Deseando no haberse puesto a prueba de aquel modo, Chantal trató de cruzar con naturalidad la sala. «La confianza lo es todo», se recordó a sí misma. «La barbilla alta, y la mirada también. El rojo está bien. Sólo es gente. No dejes que te intimiden. No saben nada de ti. Por fuera pareces básicamente uno de ellos, y no pueden ver quién eres por dentro».

Para distraerse, Chantal utilizó su habitual juego de fantasía, el que se había inventado para sobrevivir en el ambiente sin ley ni compasión en el que vivía de niña. Su vida había seguido el mismo patrón. Un nuevo patio de juegos, una nueva tanda de mentiras. Una nueva capa de protección.

¿Quién iba a ser aquella noche?

¿Una heredera, tal vez? ¿O posiblemente una actriz? ¿Quizá una modelo?

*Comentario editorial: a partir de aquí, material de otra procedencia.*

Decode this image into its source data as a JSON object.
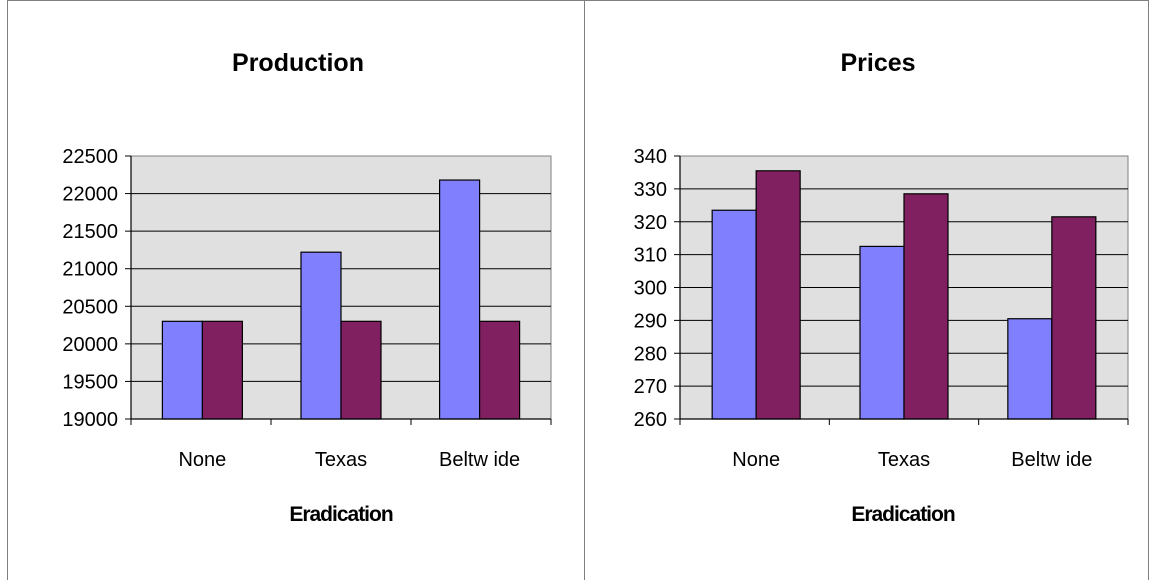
{
  "chart_data": [
    {
      "type": "bar",
      "title": "Production",
      "xlabel": "Eradication",
      "ylabel": "",
      "categories": [
        "None",
        "Texas",
        "Beltw ide"
      ],
      "series": [
        {
          "values": [
            20300,
            21220,
            22180
          ]
        },
        {
          "values": [
            20300,
            20300,
            20300
          ]
        }
      ],
      "ylim": [
        19000,
        22500
      ],
      "yticks": [
        "19000",
        "19500",
        "20000",
        "20500",
        "21000",
        "21500",
        "22000",
        "22500"
      ],
      "grid": true
    },
    {
      "type": "bar",
      "title": "Prices",
      "xlabel": "Eradication",
      "ylabel": "",
      "categories": [
        "None",
        "Texas",
        "Beltw ide"
      ],
      "series": [
        {
          "values": [
            323.5,
            312.5,
            290.5
          ]
        },
        {
          "values": [
            335.5,
            328.5,
            321.5
          ]
        }
      ],
      "ylim": [
        260,
        340
      ],
      "yticks": [
        "260",
        "270",
        "280",
        "290",
        "300",
        "310",
        "320",
        "330",
        "340"
      ],
      "grid": true
    }
  ],
  "colors": {
    "series1": "#8080FF",
    "series2": "#802060",
    "plot_bg": "#E0E0E0",
    "gridline": "#000000"
  }
}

No, una modelo no. No sería capaz nunca de convencer a nadie de que era modelo. No era lo suficientemente alta ni delgada. Se detuvo a considerar sus opciones. Nada demasiado complicado, aunque no temía que la descubrieran, porque nunca volvería a ver a aquellas personas. Sólo por esa noche, podía ser quien quisiera ser. ¿Una italiana arruinada con un montón de títulos y sin dinero?

No. Aquél era un baile solidario. No serviría admitir que no tenía dinero.

Sería mejor una heredera. Una heredera que deseaba mantenerse de incógnito para evitar a los cazafortunas.

Sí, ésa estaba bien. La excusa para no gastarse un dinero que no tenía podía ser que no quería atraer la atención sobre su persona.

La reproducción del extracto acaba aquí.